Duas experiências recentes a tanto induzem, as reformas, trabalhista de 2016 e previdenciária de 2019. Essa última uma decisão legislativa mais escandalosamente violou os interesses dos assalariados. Estes, aliás, já os mais sacrificados pela incidência de tributos à vista manifesta regressividade do sistema tributário, daí sua abominável injustiça.
O desprezo com a justiça tributária se escancara à vista da defasagem da tabela do Imposto de Renda, que atingiu 103,87% em 2019, segundo estudo do sindicato dos fiscais da Receita Federal, sacrificando sobremaneira os assalariados.
O site de informações G1 revela que “quanto maior a faixa de renda, maior é a parcela de rendimentos isentos, o que faz com que o topo da pirâmide pague uma alíquota efetiva menor. Faixa mais alta de renda paga, em média, 2% de IR, ao passo que faixas intermediárias pagam até 10,5%.”
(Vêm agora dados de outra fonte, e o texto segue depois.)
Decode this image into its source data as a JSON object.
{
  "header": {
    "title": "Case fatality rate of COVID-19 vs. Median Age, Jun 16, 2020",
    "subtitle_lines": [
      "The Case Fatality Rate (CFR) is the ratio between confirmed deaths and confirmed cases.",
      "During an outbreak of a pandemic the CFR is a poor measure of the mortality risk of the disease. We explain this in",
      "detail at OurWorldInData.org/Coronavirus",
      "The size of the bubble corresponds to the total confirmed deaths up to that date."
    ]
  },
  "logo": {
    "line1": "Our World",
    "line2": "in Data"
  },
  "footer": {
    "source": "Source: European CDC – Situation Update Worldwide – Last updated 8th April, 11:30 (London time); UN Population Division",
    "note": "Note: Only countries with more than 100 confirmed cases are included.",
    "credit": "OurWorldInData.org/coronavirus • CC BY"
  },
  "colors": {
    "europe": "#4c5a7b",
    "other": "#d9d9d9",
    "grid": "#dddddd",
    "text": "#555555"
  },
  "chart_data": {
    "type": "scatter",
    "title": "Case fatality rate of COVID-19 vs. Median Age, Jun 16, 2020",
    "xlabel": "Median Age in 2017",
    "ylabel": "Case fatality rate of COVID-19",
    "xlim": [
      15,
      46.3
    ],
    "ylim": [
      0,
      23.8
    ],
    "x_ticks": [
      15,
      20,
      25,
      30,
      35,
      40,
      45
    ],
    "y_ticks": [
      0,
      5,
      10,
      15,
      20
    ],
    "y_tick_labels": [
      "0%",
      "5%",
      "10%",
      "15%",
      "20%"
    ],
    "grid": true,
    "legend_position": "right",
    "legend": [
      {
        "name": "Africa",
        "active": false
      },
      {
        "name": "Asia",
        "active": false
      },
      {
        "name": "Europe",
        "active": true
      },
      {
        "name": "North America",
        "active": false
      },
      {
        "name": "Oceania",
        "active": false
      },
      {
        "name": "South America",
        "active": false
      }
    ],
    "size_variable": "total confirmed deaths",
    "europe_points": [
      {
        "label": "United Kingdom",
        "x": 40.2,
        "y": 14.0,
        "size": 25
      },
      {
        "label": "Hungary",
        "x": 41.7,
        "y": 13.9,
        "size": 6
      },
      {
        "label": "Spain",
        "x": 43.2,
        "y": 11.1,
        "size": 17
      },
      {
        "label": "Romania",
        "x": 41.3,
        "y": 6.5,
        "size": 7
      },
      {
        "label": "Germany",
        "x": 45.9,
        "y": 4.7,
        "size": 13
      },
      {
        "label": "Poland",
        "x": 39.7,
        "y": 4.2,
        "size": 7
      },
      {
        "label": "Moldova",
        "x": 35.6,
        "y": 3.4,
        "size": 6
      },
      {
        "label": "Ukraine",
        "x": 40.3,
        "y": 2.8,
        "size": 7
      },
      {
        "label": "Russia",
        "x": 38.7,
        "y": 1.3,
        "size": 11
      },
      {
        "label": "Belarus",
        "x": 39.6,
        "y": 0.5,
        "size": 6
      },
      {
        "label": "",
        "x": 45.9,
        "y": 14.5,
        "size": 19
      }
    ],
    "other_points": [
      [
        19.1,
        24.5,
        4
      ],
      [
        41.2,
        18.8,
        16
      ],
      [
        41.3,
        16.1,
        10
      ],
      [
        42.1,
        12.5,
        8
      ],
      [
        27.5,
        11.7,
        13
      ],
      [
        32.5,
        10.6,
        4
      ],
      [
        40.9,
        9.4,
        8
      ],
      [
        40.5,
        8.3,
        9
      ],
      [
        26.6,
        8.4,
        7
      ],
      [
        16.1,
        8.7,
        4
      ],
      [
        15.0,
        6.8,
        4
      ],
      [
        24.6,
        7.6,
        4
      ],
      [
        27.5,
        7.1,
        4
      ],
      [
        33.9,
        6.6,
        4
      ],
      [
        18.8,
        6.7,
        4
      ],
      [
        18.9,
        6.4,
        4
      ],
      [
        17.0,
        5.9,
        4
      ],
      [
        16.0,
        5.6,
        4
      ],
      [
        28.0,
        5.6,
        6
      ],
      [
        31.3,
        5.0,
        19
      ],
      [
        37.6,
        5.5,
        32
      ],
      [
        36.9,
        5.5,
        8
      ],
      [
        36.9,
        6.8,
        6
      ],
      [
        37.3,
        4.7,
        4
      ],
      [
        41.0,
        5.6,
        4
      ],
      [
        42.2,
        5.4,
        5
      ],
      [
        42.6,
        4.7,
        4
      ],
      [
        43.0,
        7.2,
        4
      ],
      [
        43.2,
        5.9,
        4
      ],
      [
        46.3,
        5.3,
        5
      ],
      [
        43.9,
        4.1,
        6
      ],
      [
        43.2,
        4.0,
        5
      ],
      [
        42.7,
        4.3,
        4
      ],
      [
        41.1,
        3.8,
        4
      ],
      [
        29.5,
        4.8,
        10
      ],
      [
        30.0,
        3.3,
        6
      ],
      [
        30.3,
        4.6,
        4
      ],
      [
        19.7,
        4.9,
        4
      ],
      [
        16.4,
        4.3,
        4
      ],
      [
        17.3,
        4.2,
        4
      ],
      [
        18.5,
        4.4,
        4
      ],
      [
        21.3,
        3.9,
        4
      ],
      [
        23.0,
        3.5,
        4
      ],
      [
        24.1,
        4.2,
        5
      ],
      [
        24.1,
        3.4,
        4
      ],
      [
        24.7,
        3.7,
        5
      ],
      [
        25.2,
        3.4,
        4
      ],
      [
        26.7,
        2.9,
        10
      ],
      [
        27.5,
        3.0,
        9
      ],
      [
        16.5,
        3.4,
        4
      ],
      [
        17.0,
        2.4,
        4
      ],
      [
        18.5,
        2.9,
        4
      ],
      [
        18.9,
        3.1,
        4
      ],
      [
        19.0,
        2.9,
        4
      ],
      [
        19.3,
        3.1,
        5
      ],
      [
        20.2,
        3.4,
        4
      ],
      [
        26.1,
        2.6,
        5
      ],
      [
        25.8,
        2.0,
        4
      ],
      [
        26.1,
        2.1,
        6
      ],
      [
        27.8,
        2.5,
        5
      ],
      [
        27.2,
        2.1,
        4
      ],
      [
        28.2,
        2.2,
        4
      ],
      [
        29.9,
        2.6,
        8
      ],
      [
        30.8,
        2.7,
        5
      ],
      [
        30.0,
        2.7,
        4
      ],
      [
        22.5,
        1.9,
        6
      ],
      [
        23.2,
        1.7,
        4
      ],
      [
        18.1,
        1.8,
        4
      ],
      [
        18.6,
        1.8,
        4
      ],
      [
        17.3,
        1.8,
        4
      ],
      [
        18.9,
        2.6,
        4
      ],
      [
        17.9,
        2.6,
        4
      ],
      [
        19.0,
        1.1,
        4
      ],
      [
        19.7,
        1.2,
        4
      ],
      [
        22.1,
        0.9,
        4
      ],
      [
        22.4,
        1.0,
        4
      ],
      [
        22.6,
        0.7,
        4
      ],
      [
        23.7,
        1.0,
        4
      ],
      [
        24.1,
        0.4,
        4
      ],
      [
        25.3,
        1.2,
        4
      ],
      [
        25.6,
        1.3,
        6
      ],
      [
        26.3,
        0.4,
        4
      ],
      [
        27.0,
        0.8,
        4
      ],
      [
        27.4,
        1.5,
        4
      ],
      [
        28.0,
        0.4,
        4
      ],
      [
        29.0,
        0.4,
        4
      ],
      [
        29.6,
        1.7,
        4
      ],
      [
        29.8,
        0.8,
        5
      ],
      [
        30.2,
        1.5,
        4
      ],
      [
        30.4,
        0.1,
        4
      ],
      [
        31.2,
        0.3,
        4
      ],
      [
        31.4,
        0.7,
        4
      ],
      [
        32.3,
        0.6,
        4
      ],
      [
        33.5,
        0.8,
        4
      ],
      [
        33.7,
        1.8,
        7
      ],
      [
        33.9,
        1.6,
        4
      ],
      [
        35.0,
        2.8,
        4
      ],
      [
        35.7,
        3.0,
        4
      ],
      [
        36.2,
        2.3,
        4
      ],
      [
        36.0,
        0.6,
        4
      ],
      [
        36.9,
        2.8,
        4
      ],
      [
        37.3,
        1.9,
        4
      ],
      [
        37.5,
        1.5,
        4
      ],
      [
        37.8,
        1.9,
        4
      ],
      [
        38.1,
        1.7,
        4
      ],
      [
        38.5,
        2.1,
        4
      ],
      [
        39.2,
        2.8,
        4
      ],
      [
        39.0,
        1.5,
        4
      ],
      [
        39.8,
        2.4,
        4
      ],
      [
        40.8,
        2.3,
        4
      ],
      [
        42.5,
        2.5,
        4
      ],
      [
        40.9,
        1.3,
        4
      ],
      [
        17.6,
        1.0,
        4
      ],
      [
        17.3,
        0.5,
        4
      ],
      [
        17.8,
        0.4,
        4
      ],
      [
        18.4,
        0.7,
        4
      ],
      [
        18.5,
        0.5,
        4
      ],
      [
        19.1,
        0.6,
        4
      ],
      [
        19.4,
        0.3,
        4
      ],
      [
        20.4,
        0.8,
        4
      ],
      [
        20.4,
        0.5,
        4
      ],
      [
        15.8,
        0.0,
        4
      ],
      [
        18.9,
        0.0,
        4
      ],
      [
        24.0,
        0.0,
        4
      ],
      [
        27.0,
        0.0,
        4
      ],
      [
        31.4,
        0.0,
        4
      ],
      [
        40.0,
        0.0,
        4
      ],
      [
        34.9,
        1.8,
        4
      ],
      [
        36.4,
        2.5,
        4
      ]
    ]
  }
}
Outra manifesta omissão do Estado brasileiro se refere ao dever de ampliar a base do SUS, destinando-lhe mais recursos, investindo no aprimoramento de seus profissionais e desenvolvendo carreiras de Estado compostas por profissionais da saúde. É a única forma de se garantir a saúde da generalidade dos cidadãos, obrigados a recorrer cada dia mais à onerosa, e por isso intangível, alta medicina praticada nos grandes centros.
A série de mazelas impostas à maioria da população repercute gravemente sobre os mais aquinhoados, enquanto estes ainda optam pela manutenção da segregação social induzidas pelos critérios econômicos. Essa opção pode ser medida pela eficiência dos lobbies corporativos que engessam qualquer tentativa de relativização de direitos patrimoniais dos socialmente melhor posicionados, o que explica, por exemplo, o desprezo do legislador pela regulamentação do imposto sobre grandes fortunas constante do artigo 153, VII, da Constituição Federal de 1988, reduzido a letra morta, e a isenção tributária sobre a retirada de dividendos de pessoas jurídicas.
Com o grau de heterogeneidade vicejante em nossa sociedade será impossível qualquer passo consistente adiante e a mitigação dessa circunstância somente resultará de decisões políticas, impostas pela pressão das ruas ou espontaneamente tomadas pelos representantes do povo, o que faz crer que sem a reforma política nada mudará e, enquanto essa não sobrevier, ficaremos sujeitos a lideranças exóticas, midiáticas, incultas, obscurantistas e autoritárias. Noutras palavras, continuaremos sujeitos à batuta inconsequente de muitos novos messias.